メガバンク出身市長VS市議会 “議員定数半減案“に至るまでのヒストリー 人口2万7000人の小さな街で…

人口およそ2万7000人…。広島県北部の小さな街で、2年前「若い力」に対する大きな期待を背負って就任した石丸市長…。

市長が提出した“議員定数半減”案は、10日の議会で否決されました。議会側との対立は長期化しています。これまでを振り返ります。

RCC

安芸高田市の石丸伸二市長は、前の市長が、河井夫妻による大規模買収事件で現金を受け取ったことを認め、辞職したことに伴う市長選挙に立候補、2020年8月に初当選しました。

石丸市長は京都大学を卒業後、三菱UFJ銀行で、金融市場のアナリストなどを勤めました。

市議会の所信表明演説では、新型コロナなどへの危機対応や、ICTを活用した教育の推進などで、「世界で一番住みたいまち」を目指すと意気込みました。特に強調していたのは、「財政の健全化」で、「行政のスリム化を進めつつ、未来への投資を拡大していく」と訴えました。

「見ている人の興味をどれくらい引けるか。これに尽きる」政治に関心の薄い若者を中心に興味をもっておらおうと、就任当初から力を入れていたのは、「SNS」です。石丸市長は、ツイッターで、市政の情報を盛んに発信しています。そんなある日、ふとつぶやいたツイートを巡って、議会との論争が勃発しました。振り返ってみると、これが議会との確執を生んだ発端でした。

それは、市議会でのことです。「いびきをかいて、ゆうに30分は居眠りをする議員が1名。『市民の関心により生まれる政治の緊張感』がまだまだ足りないという証左なのか」とツイッターに投稿。その6日後にも、このようにつぶやきました。「議会から異例の呼び出しを受けました。数名から、議会の批判をするな、選挙前に騒ぐな、事情を補足してやれ、敵に回すなら政策に反対するぞ、と説得?恫喝?あり」。これらの投稿は、県内だけでなく、全国で大きな波紋を呼んだのです。怒りの矛先は、議会だけでなく、石丸市長のもとにも多く寄せられたといいます。

「この現状を市民に伝える必要があった」との石丸市長の考えに対し、当時の山本優議長は、「居眠りをした議員には厳重注意したが、体調不良も原因だった」としたうえで、「議会のことだったら書かれる前に相談を受けたらよかった。お互いが前に進めていかないといけない」と弁明しました。また、恫喝をめぐる問題について、その後、全員協議会が開かれました。議会が回答した作成書によりますと「威圧的な発言はなかったと全議員が確認した」と結論付けられました。

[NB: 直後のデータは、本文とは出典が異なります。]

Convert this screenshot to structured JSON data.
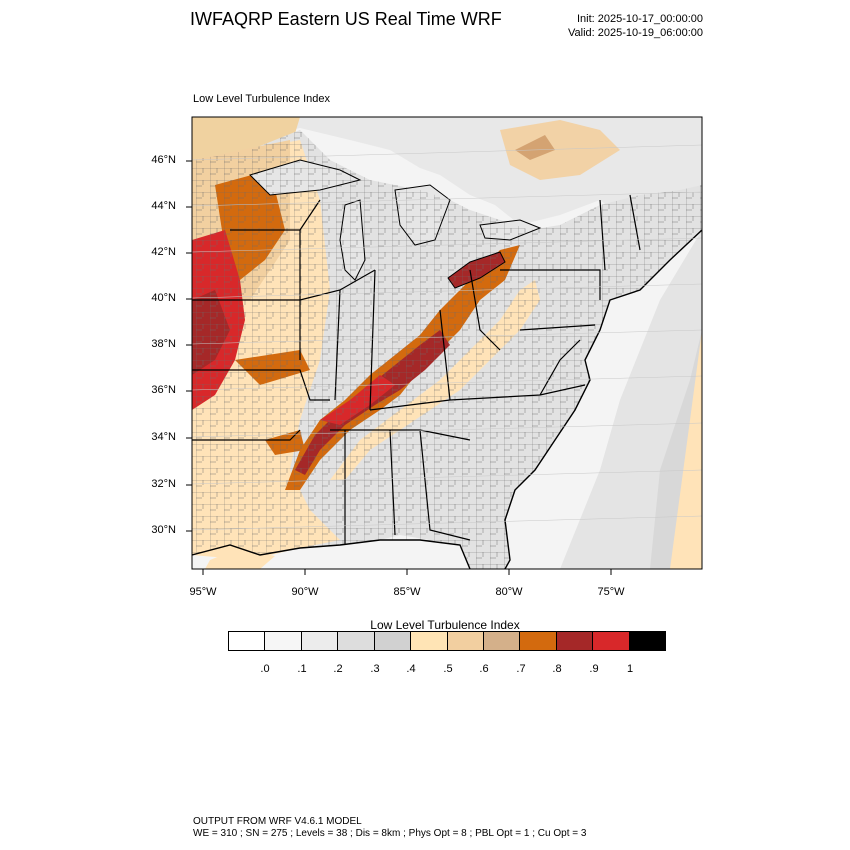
{
  "header": {
    "title": "IWFAQRP Eastern US Real Time WRF",
    "init": "Init: 2025-10-17_00:00:00",
    "valid": "Valid: 2025-10-19_06:00:00"
  },
  "map": {
    "subtitle": "Low Level Turbulence Index",
    "lat_labels": [
      "46°N",
      "44°N",
      "42°N",
      "40°N",
      "38°N",
      "36°N",
      "34°N",
      "32°N",
      "30°N"
    ],
    "lon_labels": [
      "95°W",
      "90°W",
      "85°W",
      "80°W",
      "75°W"
    ],
    "colors": {
      "land_light": "#f3f3f3",
      "gray_2": "#dedede",
      "gray_3": "#d0d0d0",
      "tan_4": "#ffe6b8",
      "tan_5": "#f2d0a0",
      "tan_6": "#d5b48a",
      "orange_7": "#d36a0e",
      "brown_8": "#a52828",
      "red_9": "#d8282a",
      "ocean": "#f5f5f5",
      "lake": "#e6e6e6"
    }
  },
  "colorbar": {
    "title": "Low Level Turbulence Index",
    "colors": [
      "#ffffff",
      "#f6f6f6",
      "#ececec",
      "#dddddd",
      "#d1d1d1",
      "#ffe4b5",
      "#f2cfa0",
      "#d4b08a",
      "#d36a0e",
      "#a52828",
      "#d8282a",
      "#000000"
    ],
    "labels": [
      ".0",
      ".1",
      ".2",
      ".3",
      ".4",
      ".5",
      ".6",
      ".7",
      ".8",
      ".9",
      "1"
    ]
  },
  "footer": {
    "line1": "OUTPUT FROM WRF V4.6.1 MODEL",
    "line2": "WE = 310 ; SN = 275 ; Levels = 38 ; Dis = 8km ; Phys Opt = 8 ; PBL Opt = 1 ; Cu Opt = 3"
  }
}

石丸市長が就任してから3か月後、市議会議員選挙が行われました。このときは、40代の新人がトップ当選を果たすなど、市政に新しい風を起こしてほしいという市民の大きな期待が伺えました。

安芸高田市は現在副市長が1人ですが、2021年1月、石丸市長は、2人目の副市長を公募すると発表。記者会見で求める人物像について「市政の発展を支え攻め要を担ってもらいたい」と述べました。転職サイトを通じて公募した結果、想定よりはるかに上回る4115件の応募が集まり、選考の結果、災害復興支援などに取り組んでいる一般社団法人の女性職員が選ばれました。石丸市長は、市議会に議案を提出。議会の同意を求めました。

しかし、市議会議員の意見は、真っ二つに割れました。反対議員の多くは「新型コロナでの財政難」を理由に挙げました。副市長人経費は、年間で1200万円かかることを挙げた議員が多くいました。採決の結果、「賛成7人・反対8人」で否決されました。迎えた2度目の再提案。石丸市長は、「アフターコロナを見据えた体制を整える」として、改めて必要性を強調しました。しかし、前回は賛同していた議員からも、「この方が活躍できる環境を整えるのは、当然の責務、議会で賛否が拮抗するようでは、環境づくりに責任を果たしたとは言えない」などと反対意見が出されました。2度目の採決も、「賛成5人・反対10人」とまたもや否決されました。

その後石丸市長は、議決で反対した議員のなかに、候補者に関しては、「問題ない」と主張するなど討論に多くの矛盾がみられると指摘…。さらに、ほかの議員との関係性から賛成できなかった市議がいたなどと、議決に違法性があったとして、やり直しを求めました。ただ、議員からは、「客観的根拠がない」などの意見が聞かれ、「賛成1・反対14」と、2人目の副市長案は、3度目の白紙となりました。

一方議会側は、2022年3月、2人目の副市長の人件費を削減した当初予算案を全会一致で可決しました。

そして、きょう(10日)を迎えます。石丸市長は市議会定例会で「抜本的な財政健全化の必要性と市民の評価。議員定数を16とする必要性・正当性がないと判断した」として、「議員定数半減」案を提案したのです。